İran'da parlamento ve dini liderlerin yer aldığı Uzmanlar Meclisi için seçimler bugün yapılıyor. Bugün gerçekleştirilen seçimleri boykot çağrısı yükseltildi. Jîna Mahsa Amini'nin gözaltında katledilmesinin ardından gelişen halk ayaklanmasına yönelik faşist molla rejiminin saldırıları ve artan yoksulluk, İran haklarında rejime olan öfkeyi artırdı. Bu tepkinin seçimlere yansıması bekleniyor.

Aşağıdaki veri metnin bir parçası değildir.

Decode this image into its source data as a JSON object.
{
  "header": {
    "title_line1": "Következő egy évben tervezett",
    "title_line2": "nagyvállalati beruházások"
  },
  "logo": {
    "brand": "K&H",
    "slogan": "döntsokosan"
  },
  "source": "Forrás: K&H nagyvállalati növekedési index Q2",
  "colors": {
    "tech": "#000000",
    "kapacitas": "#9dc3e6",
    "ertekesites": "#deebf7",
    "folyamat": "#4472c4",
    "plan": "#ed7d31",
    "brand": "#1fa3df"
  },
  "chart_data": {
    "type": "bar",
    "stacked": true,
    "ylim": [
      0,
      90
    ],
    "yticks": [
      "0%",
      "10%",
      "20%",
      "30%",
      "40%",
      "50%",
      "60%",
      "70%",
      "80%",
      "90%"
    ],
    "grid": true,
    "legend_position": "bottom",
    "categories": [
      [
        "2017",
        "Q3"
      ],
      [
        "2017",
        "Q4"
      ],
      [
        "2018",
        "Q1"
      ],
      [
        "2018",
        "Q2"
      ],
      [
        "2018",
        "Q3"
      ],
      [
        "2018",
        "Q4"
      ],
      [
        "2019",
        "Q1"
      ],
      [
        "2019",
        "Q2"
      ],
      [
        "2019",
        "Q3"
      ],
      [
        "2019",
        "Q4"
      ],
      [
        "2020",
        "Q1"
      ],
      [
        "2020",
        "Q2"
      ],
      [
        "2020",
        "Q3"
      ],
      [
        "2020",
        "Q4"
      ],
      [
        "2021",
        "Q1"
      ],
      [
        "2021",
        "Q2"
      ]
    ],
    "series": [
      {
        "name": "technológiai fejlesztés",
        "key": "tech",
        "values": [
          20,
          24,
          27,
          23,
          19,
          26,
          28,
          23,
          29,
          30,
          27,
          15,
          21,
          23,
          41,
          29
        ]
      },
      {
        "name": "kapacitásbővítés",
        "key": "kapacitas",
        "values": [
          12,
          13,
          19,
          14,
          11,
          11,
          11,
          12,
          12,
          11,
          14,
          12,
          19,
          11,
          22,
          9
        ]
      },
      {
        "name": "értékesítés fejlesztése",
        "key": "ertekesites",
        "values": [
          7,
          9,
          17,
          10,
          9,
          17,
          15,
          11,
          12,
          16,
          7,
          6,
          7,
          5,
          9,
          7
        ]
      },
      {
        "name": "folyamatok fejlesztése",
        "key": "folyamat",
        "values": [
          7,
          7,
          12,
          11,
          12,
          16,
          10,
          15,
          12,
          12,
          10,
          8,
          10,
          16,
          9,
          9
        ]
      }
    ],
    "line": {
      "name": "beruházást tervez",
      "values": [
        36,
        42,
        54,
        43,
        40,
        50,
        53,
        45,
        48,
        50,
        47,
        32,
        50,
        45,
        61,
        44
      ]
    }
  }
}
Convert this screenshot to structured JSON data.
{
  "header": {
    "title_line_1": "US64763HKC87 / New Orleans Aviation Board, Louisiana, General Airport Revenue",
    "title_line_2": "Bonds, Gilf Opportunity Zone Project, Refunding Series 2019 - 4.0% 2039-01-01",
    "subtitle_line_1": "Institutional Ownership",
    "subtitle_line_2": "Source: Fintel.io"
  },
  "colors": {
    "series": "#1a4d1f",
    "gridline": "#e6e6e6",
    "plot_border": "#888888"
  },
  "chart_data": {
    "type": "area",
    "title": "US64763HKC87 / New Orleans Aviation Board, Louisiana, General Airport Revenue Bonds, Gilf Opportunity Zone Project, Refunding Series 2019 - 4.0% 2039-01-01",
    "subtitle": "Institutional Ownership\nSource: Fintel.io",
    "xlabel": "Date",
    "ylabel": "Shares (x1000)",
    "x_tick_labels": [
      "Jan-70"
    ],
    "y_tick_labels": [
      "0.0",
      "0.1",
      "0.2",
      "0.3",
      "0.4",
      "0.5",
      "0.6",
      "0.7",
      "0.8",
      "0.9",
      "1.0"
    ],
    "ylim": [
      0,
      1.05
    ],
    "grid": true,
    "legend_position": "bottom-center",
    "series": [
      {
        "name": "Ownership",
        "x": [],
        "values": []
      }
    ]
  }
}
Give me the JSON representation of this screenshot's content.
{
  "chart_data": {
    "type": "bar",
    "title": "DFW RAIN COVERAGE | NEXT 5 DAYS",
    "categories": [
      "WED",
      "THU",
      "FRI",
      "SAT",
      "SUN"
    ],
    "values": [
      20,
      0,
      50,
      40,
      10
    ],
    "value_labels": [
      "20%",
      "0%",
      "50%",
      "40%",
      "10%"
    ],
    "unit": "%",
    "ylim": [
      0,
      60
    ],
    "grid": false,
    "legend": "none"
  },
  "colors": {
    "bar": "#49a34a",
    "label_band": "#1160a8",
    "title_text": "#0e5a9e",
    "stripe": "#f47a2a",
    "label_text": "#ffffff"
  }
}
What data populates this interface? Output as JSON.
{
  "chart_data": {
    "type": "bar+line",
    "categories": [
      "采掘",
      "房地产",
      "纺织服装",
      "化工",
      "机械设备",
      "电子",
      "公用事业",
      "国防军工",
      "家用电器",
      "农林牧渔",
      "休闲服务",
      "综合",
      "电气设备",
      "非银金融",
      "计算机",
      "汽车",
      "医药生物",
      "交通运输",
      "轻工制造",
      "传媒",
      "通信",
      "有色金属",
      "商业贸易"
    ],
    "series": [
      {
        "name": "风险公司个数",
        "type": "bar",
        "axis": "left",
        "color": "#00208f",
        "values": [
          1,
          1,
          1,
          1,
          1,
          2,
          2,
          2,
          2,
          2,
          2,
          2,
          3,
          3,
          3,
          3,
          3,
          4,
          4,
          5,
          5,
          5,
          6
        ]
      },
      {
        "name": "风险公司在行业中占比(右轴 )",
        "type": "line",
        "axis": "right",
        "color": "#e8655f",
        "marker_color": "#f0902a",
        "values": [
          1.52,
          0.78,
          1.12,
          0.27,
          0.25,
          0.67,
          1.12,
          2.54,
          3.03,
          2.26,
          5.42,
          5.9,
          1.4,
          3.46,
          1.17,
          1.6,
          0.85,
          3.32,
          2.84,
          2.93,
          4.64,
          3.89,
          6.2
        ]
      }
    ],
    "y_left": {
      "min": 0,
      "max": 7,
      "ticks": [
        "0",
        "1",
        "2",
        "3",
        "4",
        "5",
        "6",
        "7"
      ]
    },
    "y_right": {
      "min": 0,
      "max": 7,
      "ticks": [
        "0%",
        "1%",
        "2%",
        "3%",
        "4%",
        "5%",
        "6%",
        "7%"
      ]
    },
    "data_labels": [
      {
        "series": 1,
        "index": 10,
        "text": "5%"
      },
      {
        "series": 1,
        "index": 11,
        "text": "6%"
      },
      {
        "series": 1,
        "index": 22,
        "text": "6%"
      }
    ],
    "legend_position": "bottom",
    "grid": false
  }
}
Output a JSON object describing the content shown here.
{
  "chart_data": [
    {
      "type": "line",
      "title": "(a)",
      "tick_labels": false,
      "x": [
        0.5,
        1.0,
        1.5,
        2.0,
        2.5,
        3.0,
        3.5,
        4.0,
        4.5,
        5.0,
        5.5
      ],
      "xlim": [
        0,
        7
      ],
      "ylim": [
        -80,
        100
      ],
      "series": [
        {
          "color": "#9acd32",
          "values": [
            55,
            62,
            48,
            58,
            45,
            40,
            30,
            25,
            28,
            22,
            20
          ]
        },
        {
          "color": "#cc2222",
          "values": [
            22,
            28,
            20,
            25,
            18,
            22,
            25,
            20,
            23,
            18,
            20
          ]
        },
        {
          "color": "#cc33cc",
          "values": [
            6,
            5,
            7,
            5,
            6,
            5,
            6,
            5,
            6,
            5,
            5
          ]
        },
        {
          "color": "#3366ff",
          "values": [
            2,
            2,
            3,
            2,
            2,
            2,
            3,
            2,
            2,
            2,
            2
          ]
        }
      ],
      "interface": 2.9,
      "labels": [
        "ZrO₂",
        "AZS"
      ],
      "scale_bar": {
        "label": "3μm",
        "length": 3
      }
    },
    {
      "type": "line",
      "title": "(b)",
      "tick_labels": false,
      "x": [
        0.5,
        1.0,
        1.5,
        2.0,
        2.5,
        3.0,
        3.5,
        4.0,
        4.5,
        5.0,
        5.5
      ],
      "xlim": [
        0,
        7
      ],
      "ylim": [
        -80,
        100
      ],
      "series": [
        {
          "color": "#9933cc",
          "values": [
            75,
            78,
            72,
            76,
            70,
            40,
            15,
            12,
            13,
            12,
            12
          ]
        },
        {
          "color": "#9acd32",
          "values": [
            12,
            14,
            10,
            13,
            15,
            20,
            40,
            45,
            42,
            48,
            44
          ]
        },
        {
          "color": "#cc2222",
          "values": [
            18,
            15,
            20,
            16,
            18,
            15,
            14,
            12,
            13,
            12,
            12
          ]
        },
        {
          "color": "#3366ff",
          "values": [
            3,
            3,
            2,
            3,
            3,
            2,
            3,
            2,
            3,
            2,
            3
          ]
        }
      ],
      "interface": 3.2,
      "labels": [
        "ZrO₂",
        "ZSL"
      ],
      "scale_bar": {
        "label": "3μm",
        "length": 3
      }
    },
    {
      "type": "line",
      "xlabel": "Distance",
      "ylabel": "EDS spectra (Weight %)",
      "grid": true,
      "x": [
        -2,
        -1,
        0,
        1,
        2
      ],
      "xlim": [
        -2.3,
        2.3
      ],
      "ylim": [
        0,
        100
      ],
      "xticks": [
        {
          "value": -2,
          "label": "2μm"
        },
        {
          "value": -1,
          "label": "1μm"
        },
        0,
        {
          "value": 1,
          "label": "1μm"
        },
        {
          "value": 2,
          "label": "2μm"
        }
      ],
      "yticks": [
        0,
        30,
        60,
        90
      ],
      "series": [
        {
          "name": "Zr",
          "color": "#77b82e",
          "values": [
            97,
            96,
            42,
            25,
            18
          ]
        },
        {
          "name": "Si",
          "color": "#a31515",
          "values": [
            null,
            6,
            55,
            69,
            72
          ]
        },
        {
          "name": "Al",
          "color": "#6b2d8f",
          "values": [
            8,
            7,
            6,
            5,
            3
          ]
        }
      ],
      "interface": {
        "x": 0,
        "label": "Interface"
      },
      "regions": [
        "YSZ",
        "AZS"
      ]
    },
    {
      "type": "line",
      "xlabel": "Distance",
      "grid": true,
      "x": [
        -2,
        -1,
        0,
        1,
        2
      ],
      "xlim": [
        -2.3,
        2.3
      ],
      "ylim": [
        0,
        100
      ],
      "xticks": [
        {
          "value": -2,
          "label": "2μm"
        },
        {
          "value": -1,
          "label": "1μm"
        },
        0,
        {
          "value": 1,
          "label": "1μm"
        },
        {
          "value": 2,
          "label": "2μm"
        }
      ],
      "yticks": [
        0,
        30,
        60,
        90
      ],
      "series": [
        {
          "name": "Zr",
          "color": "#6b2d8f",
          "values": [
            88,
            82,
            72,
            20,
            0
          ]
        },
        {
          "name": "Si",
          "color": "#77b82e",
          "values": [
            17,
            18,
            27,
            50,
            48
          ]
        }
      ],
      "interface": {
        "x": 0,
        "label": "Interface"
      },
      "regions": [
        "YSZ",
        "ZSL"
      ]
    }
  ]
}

İran'da, 1979 yılından bu yana cumhurbaşkanlığı ve 290 sandalyeli parlamento için 4 yılda bir, Uzmanlar Meclisi için ise 8 yılda bir seçim yapılıyor. Koruyucular Konseyi tarafından incelenen adaylar arasında uygun görülmeyen aday adaylarının başvuruları reddediliyor.

Resmi olarak İslami Danışma Meclisi olarak bilinen görev süresi dört yıl olan 290 üyeli parlamentoda yer almak için 15 binden fazla aday yarışıyor. Parlamentoda sadece beş sandalye İran'ın diğer dini azınlıkları için ayrılıyor.

Bu yılki seçimlere 'muhafazakarlar' ve 'reformcular' olarak kendilerini tanımlayan grupların dışında eski İran Meclis Başkan Yardımcısı Ali Mutahhari de farklı bir liste ile girdi.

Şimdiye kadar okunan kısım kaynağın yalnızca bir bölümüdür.